Kraton Ngayogyakarta Hadiningrat resmi melantik Mas Asihono atau Asih (44) menjadi juru kunci Gunung Merapi menggantikan ayahnya, Alm. Mas Ngabehi Suraksohargo atau Mbah Maridjan. Asih merupakan anak ketiga Mbah Maridjan.
Pelantikan dan pemberian gelar sebagai Mas Lurah Suraksosihono ini dilakukan bersamaan dengan pelantikan 229 Abdi Dalem Kraton Ngayogyakarta yang dilakukan oleh Penghageng Kawedanan Hageng Panitrapura Kraton Ngayogyakarta Hadiningrat, GBPH Joyokusumo di Bangsal Kasatriyan Kraton Yogyakarta, Senin (4/4). Pelantikan Asih sekaligus merupakan kenaikan pangkat dari sebelumnya berpangkat Mas Bekel Anom Suraksosihono menjadi Mas Lurah Suraksosihono.
GBPH Joyokusumo menjelaskan, para abdi dalem yang dilantik harus dapat mengemban tugas sebagai penjaga dan pelestari budaya di Yogyakarta. Kepada Asih, Joyokusumo berpesan agar senantiasa dapat menjalankan instruksi yang dijalankan oleh Sri Sultan HB X. "Juru kunci harus dapat menjadi contoh bagi masyarakat dan dapat menjalankan tugas dengan sebaik-baiknya," ujarnya.

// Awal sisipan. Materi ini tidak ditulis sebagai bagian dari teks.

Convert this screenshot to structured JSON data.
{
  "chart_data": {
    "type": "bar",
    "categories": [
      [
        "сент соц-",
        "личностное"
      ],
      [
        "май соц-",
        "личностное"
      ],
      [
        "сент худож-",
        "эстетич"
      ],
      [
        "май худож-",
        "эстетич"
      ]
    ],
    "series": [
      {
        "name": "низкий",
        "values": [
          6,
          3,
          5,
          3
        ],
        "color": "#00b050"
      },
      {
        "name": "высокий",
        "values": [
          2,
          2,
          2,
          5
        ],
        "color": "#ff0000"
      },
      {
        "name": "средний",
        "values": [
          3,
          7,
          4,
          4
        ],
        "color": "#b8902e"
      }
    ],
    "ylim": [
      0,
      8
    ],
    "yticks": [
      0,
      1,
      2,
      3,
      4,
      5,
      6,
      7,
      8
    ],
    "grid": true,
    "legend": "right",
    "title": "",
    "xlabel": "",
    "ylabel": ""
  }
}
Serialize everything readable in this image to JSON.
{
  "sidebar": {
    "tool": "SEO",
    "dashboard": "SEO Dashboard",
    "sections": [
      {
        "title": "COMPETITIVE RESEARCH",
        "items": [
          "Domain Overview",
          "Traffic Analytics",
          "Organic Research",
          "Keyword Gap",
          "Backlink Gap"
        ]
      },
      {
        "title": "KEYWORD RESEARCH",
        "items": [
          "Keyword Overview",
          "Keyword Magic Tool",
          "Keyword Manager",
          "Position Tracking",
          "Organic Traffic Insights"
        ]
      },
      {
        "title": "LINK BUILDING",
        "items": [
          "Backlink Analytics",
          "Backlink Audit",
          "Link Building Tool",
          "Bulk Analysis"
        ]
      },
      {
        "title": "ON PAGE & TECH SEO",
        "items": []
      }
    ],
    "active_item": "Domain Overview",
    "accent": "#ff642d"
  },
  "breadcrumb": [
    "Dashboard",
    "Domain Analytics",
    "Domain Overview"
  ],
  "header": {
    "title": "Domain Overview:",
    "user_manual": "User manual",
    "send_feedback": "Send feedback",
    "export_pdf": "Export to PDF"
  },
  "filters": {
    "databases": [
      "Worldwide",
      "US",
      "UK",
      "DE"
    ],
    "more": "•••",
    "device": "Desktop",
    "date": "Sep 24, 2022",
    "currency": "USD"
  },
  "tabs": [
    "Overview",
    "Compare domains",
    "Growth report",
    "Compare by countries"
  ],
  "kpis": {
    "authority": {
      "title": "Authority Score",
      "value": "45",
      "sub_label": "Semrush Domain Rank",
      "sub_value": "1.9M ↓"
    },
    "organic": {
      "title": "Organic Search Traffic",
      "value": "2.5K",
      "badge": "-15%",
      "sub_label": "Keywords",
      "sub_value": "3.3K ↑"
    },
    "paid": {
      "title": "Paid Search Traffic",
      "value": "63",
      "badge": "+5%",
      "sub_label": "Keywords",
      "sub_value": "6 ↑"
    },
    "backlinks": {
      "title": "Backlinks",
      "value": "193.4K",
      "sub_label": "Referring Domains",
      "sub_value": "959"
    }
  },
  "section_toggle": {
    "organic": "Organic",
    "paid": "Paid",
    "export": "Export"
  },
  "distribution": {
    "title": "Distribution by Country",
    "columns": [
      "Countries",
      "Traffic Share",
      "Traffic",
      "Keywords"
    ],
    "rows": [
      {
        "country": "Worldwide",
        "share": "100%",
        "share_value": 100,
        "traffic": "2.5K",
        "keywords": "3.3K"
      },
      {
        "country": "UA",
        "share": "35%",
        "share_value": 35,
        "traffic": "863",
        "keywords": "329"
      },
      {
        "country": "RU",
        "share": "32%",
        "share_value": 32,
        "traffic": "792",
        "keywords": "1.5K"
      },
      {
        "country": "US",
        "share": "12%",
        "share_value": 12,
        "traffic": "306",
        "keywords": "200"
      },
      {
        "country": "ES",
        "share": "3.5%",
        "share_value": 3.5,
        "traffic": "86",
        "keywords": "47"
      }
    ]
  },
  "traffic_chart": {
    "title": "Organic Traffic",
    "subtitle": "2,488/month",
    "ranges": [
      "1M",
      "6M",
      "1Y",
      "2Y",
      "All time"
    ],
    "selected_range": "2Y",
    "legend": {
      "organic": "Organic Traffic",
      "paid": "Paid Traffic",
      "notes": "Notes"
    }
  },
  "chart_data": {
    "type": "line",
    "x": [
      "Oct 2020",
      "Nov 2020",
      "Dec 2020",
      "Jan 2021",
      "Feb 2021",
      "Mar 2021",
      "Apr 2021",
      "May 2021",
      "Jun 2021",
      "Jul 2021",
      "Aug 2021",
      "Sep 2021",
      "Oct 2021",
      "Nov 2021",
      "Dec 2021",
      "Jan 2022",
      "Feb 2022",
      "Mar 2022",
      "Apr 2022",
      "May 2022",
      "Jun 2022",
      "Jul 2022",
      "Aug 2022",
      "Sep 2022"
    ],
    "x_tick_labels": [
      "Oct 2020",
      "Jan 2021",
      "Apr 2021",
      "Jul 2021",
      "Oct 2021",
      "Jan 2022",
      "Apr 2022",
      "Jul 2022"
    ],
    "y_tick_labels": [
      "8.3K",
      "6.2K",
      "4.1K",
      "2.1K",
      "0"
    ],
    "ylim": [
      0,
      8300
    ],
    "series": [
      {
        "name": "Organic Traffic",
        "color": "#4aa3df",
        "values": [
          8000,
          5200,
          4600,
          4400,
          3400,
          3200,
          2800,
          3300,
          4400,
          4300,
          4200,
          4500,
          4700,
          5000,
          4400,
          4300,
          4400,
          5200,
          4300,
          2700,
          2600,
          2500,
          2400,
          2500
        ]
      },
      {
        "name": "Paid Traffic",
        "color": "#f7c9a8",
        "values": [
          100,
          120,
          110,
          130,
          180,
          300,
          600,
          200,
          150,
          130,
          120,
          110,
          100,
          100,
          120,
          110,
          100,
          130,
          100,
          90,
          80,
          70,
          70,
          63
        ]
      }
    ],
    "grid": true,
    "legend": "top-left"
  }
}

Joyokusumo menjelaskan, pengangkatan juru kunci Merapi ini telah melalui beberapa rangkaian kegiatan yang didahului dengan pembentukan sembilan orang tim seleksi kanca sipat bupati kraton Ngayogyakarta Hadiningrat. Menurutnya, tim seleksi membagi diri dalam empat kelompok yang masing-masing menyusun pertanyaan. Kelompok tersebut adalah bidang keagamaan, kebudayaan, kekratonan dan kemasyarakatan. "Yang diseleksi adalah abdi dalem laki-laki dari 18 abdi dalem juru kunci Merapi. Dari 18 kanca abdi dalem Juru Kunci Merapi, 8 kanca diantaranya wanita. Sedangkan satu kanca sudah tua dan tidak sanggup lagi diseleksi. Sehingga ada 9 kanca yang diseleksi dan kemudian dilaporkan kepada Ngarsa Dalem," imbuhnya.
Mas Lurah Suraksosihono setelah dilantik mengaku akan mengemban tugas yang diamanahkan kepadanya dengan sebaik-baiknya. Asih berjanji akan menaati semua perintah dari Sri Sultan HB X yang telah memilihnya. "Saya senang, tapi sekaligus susah juga, karena tanggung jawab ini tidak mudah. Saya berjanji untuk mengemban amanah kraton dengan baik dan senantiasa berhati-hati dalam melaksanakannya," ujar Asih.
Acara pelantikan 229 abdi dalem ini memakan waktu lebih dari dua jam. Para abdi dalem yang dilantik terdiri dari 143 Abdi Dalem Punakawan dan 86 Abdi Dalem Keprajan. Satu persatu mereka berjalan sambil bersimpuh menghadap GBPH. Joyokusumo untuk menerima Serat Kekancingan dari Sri Sultan HB X.
Dalam melaksanakan tugas sebagai juru kunci Gunung Merapi, Asih akan memimpin 17 orang Pengirit Abdi Dalem Juru Kunci Merapi. Sebagian andi dale mini merupakan masyarakat yang bermukim di sekitar Dusun Kinahrejo, Desa Umbulharjo, Kecamatan Cangkringan, Kabupaten Sleman, Yogyakarta.